From 1 January 2023, the limit of cash payments in transactions between entrepreneurs will be PLN gross 8,000.
If the price is specified in a foreign currency, the transaction value is calculated on the basis of the central bank exchange rate on the business day preceding the transaction date.
In addition, payments above 15,000 PLN to another entrepreneur who is an active VAT payer should be made to his bank account verified on the White List of VAT taxpayers (please see 'White list' of VAT payers in Corporate - Other taxes section).
Violation of the limit for cash payments results in exclusion of such a payment (the entire amount is paid without the bank account) from tax deductible costs of a buyer.
Entrepreneurs registered outside Poland, but providing services in the territory of Poland, do not have to apply a cash payment limit. However, this only applies to those situations in which the activity of a foreign entrepreneur may be considered as cross-border provision of services. If a foreign entrepreneur was obliged to register a branch in Poland, and he did not do so - the transaction exceeding the statutory limit should be paid in a non-cash form.
In payment transactions in which the parties are the entrepreneur and the consumer, it is the consumer who decides in what form he wants to pay: in cash or non-cash. However, from 1 January 2023, if the transaction value will exceed PLN 20,000 - the consumer has to pay in a non-cash form.
From 1 January 2022, entrepreneurs who are required to record sales with a cash register must allow consumers to pay without using cash, using a payment instrument. The entrepreneur must provide such a possibility in every place where he carries out his activity.
United States Foreign Account Tax Compliance Act (US FATCA)
On 2 April 2014, the US Treasury announced that an intergovernmental agreement (IGA) was ‘in effect’ and, on 7 October 2014, the US Treasury and Poland signed and released the IGA. As of 4 May 2015, the President has signed the bill, which confirmed IGA ratification.
National Fiscal Administration
As of 1 March 2017, the National Fiscal Administration (Krajowa Administracja Skarbowa or KAS) was introduced. The KAS is a specialised government administration engaged primarily with tasks related to obtaining revenues from taxes, duties, fees, and non-tax budget receivables.
The following offices were created as part of the KAS:
- The Head of the National Fiscal Administration (Szef Krajowej Administracji Skarbowej).
- Director of the National Fiscal Information (Dyrektor Krajowej Informacji Skarbowej).
- Directors of chambers of fiscal administration (dyrektorzy izb administracji skarbowej).
- The heads of customs and revenue offices (naczelnicy urzędów celno-skarbowych).
- The heads of tax offices (naczelnicy urzędów skarbowych).
Multilateral Instrument to Modify Bilateral Tax Treaties (MLI)
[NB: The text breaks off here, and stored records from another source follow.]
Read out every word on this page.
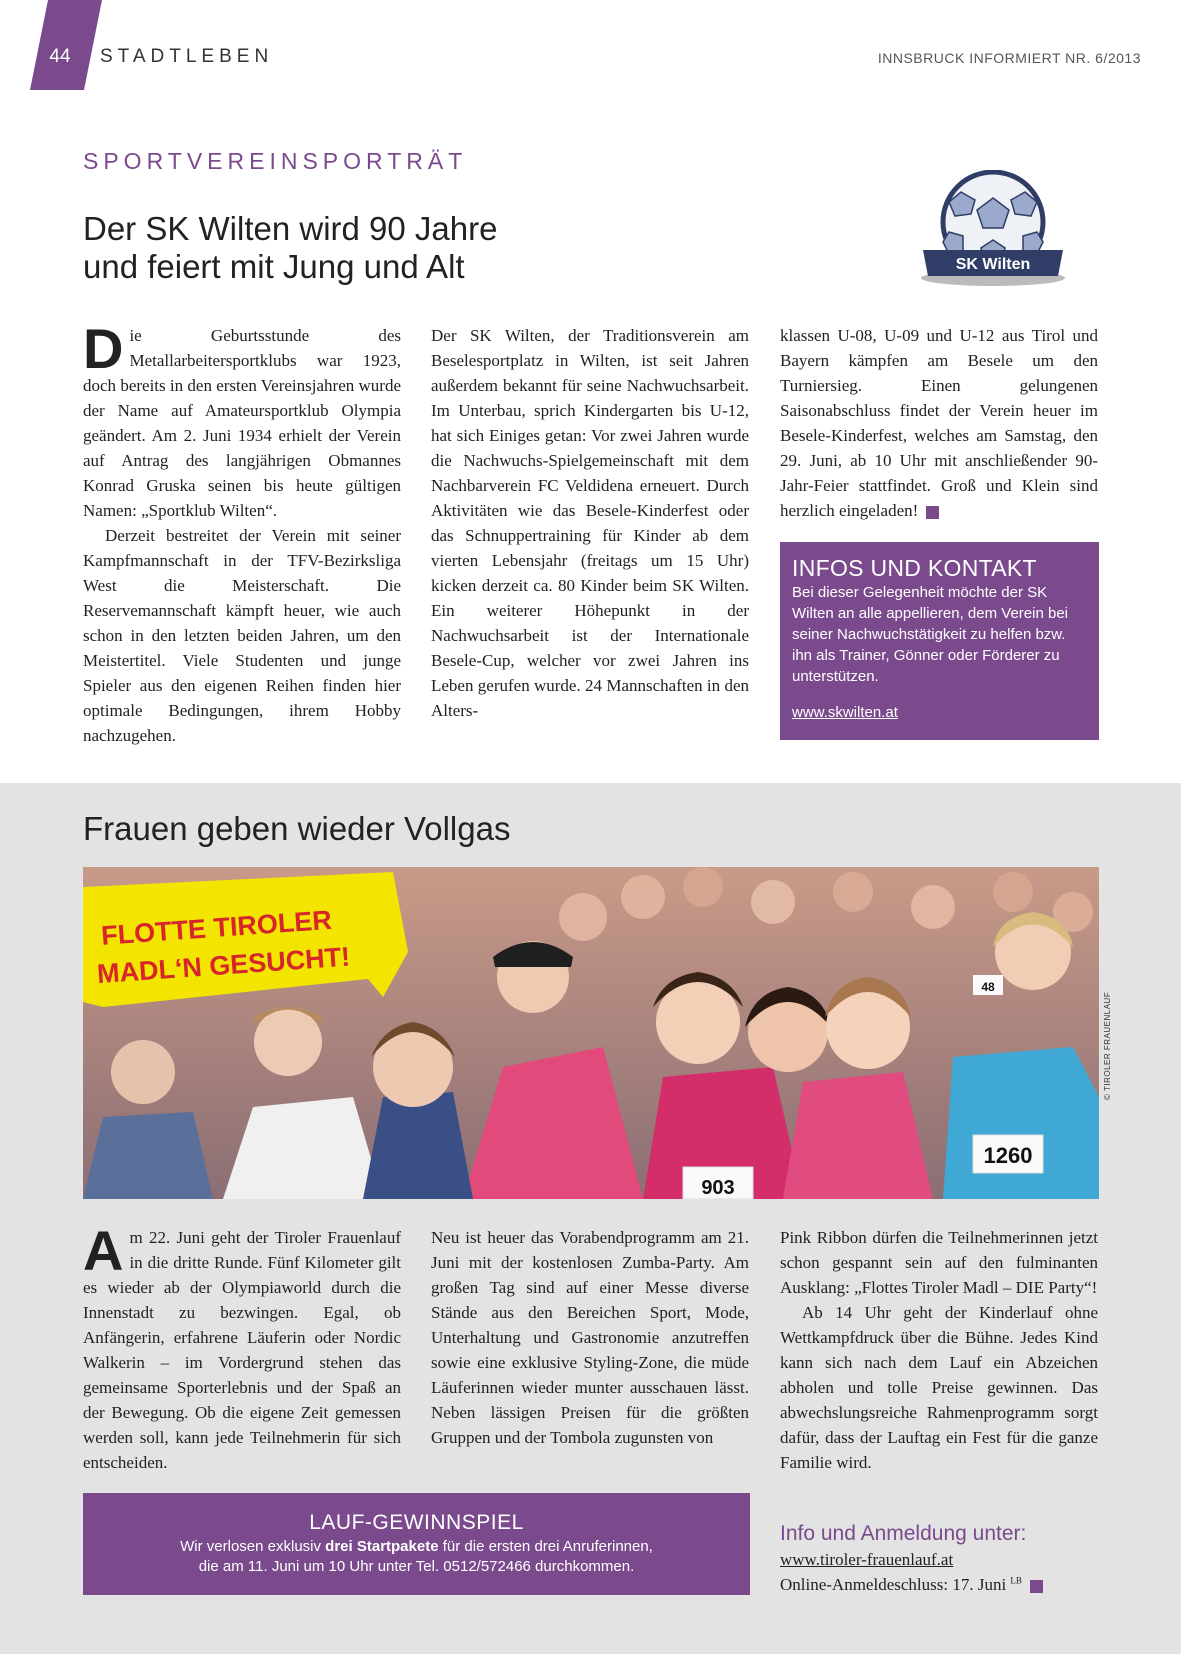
44	STADTLEBEN	INNSBRUCK INFORMIERT NR. 6/2013
SPORTVEREINSPORTRÄT
Der SK Wilten wird 90 Jahre
und feiert mit Jung und Alt	SK Wilten

Die Geburtsstunde des Metallarbeitersportklubs war 1923, doch bereits in den ersten Vereinsjahren wurde der Name auf Amateursportklub Olympia geändert. Am 2. Juni 1934 erhielt der Verein auf Antrag des langjährigen Obmannes Konrad Gruska seinen bis heute gültigen Namen: „Sportklub Wilten“.

Derzeit bestreitet der Verein mit seiner Kampfmannschaft in der TFV-Bezirksliga West die Meisterschaft. Die Reservemannschaft kämpft heuer, wie auch schon in den letzten beiden Jahren, um den Meistertitel. Viele Studenten und junge Spieler aus den eigenen Reihen finden hier optimale Bedingungen, ihrem Hobby nachzugehen.

Der SK Wilten, der Traditionsverein am Beselesportplatz in Wilten, ist seit Jahren außerdem bekannt für seine Nachwuchsarbeit. Im Unterbau, sprich Kindergarten bis U-12, hat sich Einiges getan: Vor zwei Jahren wurde die Nachwuchs-Spielgemeinschaft mit dem Nachbarverein FC Veldidena erneuert. Durch Aktivitäten wie das Besele-Kinderfest oder das Schnuppertraining für Kinder ab dem vierten Lebensjahr (freitags um 15 Uhr) kicken derzeit ca. 80 Kinder beim SK Wilten. Ein weiterer Höhepunkt in der Nachwuchsarbeit ist der Internationale Besele-Cup, welcher vor zwei Jahren ins Leben gerufen wurde. 24 Mannschaften in den Alters-

klassen U-08, U-09 und U-12 aus Tirol und Bayern kämpfen am Besele um den Turniersieg. Einen gelungenen Saisonabschluss findet der Verein heuer im Besele-Kinderfest, welches am Samstag, den 29. Juni, ab 10 Uhr mit anschließender 90-Jahr-Feier stattfindet. Groß und Klein sind herzlich eingeladen!

INFOS UND KONTAKT
Bei dieser Gelegenheit möchte der SK Wilten an alle appellieren, dem Verein bei seiner Nachwuchstätigkeit zu helfen bzw. ihn als Trainer, Gönner oder Förderer zu unterstützen.
www.skwilten.at
Frauen geben wieder Vollgas
1260
903
48
FLOTTE TIROLER
MADL‘N GESUCHT!
© TIROLER FRAUENLAUF

Am 22. Juni geht der Tiroler Frauenlauf in die dritte Runde. Fünf Kilometer gilt es wieder ab der Olympiaworld durch die Innenstadt zu bezwingen. Egal, ob Anfängerin, erfahrene Läuferin oder Nordic Walkerin – im Vordergrund stehen das gemeinsame Sporterlebnis und der Spaß an der Bewegung. Ob die eigene Zeit gemessen werden soll, kann jede Teilnehmerin für sich entscheiden.

Neu ist heuer das Vorabendprogramm am 21. Juni mit der kostenlosen Zumba-Party. Am großen Tag sind auf einer Messe diverse Stände aus den Bereichen Sport, Mode, Unterhaltung und Gastronomie anzutreffen sowie eine exklusive Styling-Zone, die müde Läuferinnen wieder munter ausschauen lässt. Neben lässigen Preisen für die größten Gruppen und der Tombola zugunsten von

Pink Ribbon dürfen die Teilnehmerinnen jetzt schon gespannt sein auf den fulminanten Ausklang: „Flottes Tiroler Madl – DIE Party“!

Ab 14 Uhr geht der Kinderlauf ohne Wettkampfdruck über die Bühne. Jedes Kind kann sich nach dem Lauf ein Abzeichen abholen und tolle Preise gewinnen. Das abwechslungsreiche Rahmenprogramm sorgt dafür, dass der Lauftag ein Fest für die ganze Familie wird.

LAUF-GEWINNSPIEL
Wir verlosen exklusiv drei Startpakete für die ersten drei Anruferinnen,
die am 11. Juni um 10 Uhr unter Tel. 0512/572466 durchkommen.
Info und Anmeldung unter:
www.tiroler-frauenlauf.at
Online-Anmeldeschluss: 17. Juni $^{LB}$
On 14 November 2017, the Act on ratification of the MLI was published in the official Journal of Laws. The MLI globally implements mechanisms created to prevent international profit shifting to locations where they are subject to reduced taxation or non-taxation. Poland was the third country (after Austria and Isle of Man) to ratify the MLI. Poland declared 78 DTTs for the MLI’s purposes. Among declared DTTs, there are, inter alia, DTTs with Austria, Belgium, Canada, Cyprus, Denmark, France, Holland, Ireland, Luxembourg, Malta, Mexico, Norway, Sweden, and the United Kingdom. At the moment of signing the MLI, Poland has declared 77 DTTs in which the method of avoiding double taxation used to this point (i.e. the tax exemption method) may be replaced by the tax credit method.